Of course, I want to kiss him. The loneliness has grabbed hold, and this guy is literally everything I didn’t know I want right now.
Plus, he has all the ins with the police department, so if there is any movement, he would probably know about it.
Nope, can’t do it. Can’t call him.
But he’s not the only one with an in at the police department, after all my in is how I found Will in the first place. A nice text to Detective Fitzpatrick sounds like the solution to all my problems right now.
Me: Hey, I just wanted to check in and see how things were going, any news?
Joe: You were actually on my list of phone calls to make today. We are bringing in anyone who might have information to the police station for formal interviews, do you have time to come in today?
/> Me: Of course
Joe: Great, can you be here around 1?
Me: Yep. I take it this means all the cases are linked now?
Joe: We are still waiting on some information to make it official for everyone, but unofficially, yes.
You did good, kid.
Me: Just did what she would do for me. See you soon.
I know I don’t need the validation, but it’s nice to have. Now I just need to find something to do until it’s time to get grilled by the police.

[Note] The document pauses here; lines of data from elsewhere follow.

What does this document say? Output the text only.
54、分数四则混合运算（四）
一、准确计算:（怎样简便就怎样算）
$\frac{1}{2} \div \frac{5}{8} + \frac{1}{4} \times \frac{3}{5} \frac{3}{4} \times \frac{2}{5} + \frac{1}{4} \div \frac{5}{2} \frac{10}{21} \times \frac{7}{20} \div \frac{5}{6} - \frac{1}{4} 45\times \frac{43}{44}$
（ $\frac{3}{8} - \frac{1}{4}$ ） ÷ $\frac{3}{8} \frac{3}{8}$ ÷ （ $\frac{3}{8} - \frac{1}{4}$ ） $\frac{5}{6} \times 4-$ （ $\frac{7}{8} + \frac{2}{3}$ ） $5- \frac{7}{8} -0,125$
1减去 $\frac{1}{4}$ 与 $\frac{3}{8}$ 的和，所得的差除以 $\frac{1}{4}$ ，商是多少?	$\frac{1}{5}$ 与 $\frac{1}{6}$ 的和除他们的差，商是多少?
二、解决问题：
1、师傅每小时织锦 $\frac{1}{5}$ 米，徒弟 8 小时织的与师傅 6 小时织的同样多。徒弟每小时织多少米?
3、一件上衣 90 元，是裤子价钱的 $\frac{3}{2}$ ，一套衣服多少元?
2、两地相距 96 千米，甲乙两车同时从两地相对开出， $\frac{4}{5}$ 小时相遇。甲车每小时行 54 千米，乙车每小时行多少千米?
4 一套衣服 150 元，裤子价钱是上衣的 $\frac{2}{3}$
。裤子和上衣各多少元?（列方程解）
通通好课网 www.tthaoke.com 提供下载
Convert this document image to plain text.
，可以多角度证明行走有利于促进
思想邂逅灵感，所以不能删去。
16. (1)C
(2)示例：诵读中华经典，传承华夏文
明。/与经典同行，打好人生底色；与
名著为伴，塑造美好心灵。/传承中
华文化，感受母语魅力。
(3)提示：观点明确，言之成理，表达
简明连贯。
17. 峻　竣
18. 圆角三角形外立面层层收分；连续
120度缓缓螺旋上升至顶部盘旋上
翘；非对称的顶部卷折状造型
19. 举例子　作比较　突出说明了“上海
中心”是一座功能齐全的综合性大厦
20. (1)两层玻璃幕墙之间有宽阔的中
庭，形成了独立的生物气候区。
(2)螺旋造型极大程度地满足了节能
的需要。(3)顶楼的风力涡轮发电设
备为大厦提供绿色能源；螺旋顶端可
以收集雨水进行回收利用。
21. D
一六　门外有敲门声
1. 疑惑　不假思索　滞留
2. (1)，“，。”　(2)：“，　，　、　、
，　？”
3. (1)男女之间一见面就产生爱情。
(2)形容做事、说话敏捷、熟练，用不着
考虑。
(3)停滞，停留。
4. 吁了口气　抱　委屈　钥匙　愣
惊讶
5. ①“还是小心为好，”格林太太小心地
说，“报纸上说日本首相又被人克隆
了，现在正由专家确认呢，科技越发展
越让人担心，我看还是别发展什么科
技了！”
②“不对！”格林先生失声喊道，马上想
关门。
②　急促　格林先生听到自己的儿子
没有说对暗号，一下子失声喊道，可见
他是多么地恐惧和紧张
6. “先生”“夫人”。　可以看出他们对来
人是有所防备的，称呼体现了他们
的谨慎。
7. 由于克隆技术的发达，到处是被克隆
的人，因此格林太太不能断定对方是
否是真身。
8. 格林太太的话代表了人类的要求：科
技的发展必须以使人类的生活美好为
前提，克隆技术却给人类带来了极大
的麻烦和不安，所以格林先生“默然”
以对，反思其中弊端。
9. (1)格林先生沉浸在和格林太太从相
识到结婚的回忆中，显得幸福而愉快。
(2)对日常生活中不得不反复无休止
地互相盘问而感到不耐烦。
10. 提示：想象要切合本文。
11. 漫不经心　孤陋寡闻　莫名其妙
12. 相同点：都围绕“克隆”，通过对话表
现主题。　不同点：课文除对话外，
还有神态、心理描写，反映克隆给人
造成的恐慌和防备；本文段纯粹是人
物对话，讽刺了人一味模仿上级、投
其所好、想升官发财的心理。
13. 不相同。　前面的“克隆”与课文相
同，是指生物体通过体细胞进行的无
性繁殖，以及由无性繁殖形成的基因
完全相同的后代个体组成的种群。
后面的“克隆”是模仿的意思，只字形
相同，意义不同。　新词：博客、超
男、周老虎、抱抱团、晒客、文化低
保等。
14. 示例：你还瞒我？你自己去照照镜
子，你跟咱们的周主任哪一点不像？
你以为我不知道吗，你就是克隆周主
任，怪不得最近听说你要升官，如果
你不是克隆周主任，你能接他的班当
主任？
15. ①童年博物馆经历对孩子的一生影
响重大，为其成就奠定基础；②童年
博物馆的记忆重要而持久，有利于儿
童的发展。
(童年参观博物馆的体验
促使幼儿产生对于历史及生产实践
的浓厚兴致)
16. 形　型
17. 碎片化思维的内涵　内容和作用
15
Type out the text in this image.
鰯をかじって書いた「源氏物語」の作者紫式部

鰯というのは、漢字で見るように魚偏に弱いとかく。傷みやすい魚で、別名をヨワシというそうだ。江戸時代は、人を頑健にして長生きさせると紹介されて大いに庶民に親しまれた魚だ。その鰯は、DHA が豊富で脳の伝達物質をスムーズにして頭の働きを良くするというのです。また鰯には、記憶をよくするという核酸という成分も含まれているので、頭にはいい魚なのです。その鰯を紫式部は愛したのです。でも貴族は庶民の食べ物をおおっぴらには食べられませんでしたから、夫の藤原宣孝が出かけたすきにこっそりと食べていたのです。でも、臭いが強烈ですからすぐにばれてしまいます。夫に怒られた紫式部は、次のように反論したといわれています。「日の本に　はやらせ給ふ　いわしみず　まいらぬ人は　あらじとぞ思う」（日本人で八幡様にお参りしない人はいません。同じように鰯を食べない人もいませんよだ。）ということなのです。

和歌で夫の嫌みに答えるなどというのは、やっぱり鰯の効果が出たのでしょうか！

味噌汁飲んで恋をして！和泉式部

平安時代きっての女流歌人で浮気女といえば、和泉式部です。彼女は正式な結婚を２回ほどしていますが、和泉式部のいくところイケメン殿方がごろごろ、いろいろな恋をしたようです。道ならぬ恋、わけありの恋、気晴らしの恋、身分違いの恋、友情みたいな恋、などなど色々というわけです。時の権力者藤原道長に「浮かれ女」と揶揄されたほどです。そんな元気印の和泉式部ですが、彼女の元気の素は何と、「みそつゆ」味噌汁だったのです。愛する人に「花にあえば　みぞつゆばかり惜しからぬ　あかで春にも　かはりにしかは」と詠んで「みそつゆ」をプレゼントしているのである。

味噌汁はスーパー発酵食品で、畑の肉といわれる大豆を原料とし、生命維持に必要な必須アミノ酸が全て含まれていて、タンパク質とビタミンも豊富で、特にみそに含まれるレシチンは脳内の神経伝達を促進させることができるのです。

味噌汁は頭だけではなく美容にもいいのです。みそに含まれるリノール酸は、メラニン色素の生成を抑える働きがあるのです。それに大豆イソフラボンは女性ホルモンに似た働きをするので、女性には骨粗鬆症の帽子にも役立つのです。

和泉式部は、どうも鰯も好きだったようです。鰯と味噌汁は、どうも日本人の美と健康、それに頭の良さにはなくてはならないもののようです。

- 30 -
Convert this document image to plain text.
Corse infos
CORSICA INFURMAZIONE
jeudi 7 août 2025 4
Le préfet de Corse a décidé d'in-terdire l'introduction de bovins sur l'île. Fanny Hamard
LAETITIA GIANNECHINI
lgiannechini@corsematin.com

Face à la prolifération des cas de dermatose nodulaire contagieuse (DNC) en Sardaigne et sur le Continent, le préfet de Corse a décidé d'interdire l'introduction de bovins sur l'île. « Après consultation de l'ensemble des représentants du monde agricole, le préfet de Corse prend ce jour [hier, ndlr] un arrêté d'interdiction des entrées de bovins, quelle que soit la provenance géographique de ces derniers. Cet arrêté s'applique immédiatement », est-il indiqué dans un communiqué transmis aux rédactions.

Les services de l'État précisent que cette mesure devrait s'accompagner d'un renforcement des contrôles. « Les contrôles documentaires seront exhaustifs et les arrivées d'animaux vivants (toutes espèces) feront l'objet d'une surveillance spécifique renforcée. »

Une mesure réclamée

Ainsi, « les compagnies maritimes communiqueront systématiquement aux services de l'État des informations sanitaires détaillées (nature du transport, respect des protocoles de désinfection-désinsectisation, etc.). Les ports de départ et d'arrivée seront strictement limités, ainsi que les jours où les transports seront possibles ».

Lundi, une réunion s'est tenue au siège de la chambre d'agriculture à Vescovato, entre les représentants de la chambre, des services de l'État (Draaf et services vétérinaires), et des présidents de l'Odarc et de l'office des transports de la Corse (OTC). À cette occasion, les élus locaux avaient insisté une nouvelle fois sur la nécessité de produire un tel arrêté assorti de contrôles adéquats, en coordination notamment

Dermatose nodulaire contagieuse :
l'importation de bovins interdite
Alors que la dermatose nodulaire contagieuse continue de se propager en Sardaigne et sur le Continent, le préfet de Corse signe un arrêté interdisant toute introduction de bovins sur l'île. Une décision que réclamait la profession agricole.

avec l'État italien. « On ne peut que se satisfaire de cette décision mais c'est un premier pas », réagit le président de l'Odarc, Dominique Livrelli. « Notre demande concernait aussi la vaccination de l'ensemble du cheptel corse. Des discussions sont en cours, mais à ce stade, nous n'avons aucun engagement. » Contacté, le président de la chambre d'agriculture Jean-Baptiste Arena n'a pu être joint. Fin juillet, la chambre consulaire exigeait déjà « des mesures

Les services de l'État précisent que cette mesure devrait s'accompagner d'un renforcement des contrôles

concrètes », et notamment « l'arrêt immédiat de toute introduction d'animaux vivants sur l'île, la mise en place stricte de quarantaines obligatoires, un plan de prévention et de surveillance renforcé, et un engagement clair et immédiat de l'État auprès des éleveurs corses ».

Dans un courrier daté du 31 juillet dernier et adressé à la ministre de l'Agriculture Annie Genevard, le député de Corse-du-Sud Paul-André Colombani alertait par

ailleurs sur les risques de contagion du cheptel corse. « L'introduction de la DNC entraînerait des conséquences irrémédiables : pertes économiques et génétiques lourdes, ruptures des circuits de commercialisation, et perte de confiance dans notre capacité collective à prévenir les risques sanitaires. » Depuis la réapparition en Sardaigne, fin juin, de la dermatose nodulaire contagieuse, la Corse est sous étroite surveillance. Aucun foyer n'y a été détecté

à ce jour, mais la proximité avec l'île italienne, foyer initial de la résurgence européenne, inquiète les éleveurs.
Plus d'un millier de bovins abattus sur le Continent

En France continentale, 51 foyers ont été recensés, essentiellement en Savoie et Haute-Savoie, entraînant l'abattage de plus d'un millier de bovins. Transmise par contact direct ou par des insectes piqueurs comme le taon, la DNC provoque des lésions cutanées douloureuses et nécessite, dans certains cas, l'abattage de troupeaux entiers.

The woman who leads me into the interview room doesn’t say much on the way through the bullpen. Honestly, I don’t think she said a single word, more like she spoke in grunts and head motions. Not exactly oozing friendly vibes, that’s for sure. She’s already hightailing away from me the second I crossed the threshold to the interview room.
Interview room might be a little generous. It’s clearly one of those interrogation rooms you see on crime shows. No windows. Metal table with some kind of loop attached, which I assume is so they can chain people to the table. Hell, there is even a mirror on one wall. Standing there staring at the mirror, I keep trying to remember that TikTok video about how to tell if a mirror is a two-way mirror or not with your finger. I don’t get a chance to test it out before I feel someone touch the back of my arm.
“Please, have a seat,” the man says. It’s not Joe. Clearly, he’s a cop, he just gives off that vibe, I hope he doesn’t spend a lot of time doing undercover work, because there is no way in hell a criminal on the streets is not going to peg him for a cop. He’s got that high and tight haircut that’s popular in the military, but being this close to Fort Bragg, it wouldn’t surprise me if he was ex-military. I can’t really tell what shade of brown his hair is, the haircut makes it too difficult to really tell, but it’s definitely brown. Rigid posture accompanies him into the room as he gestures me farther in.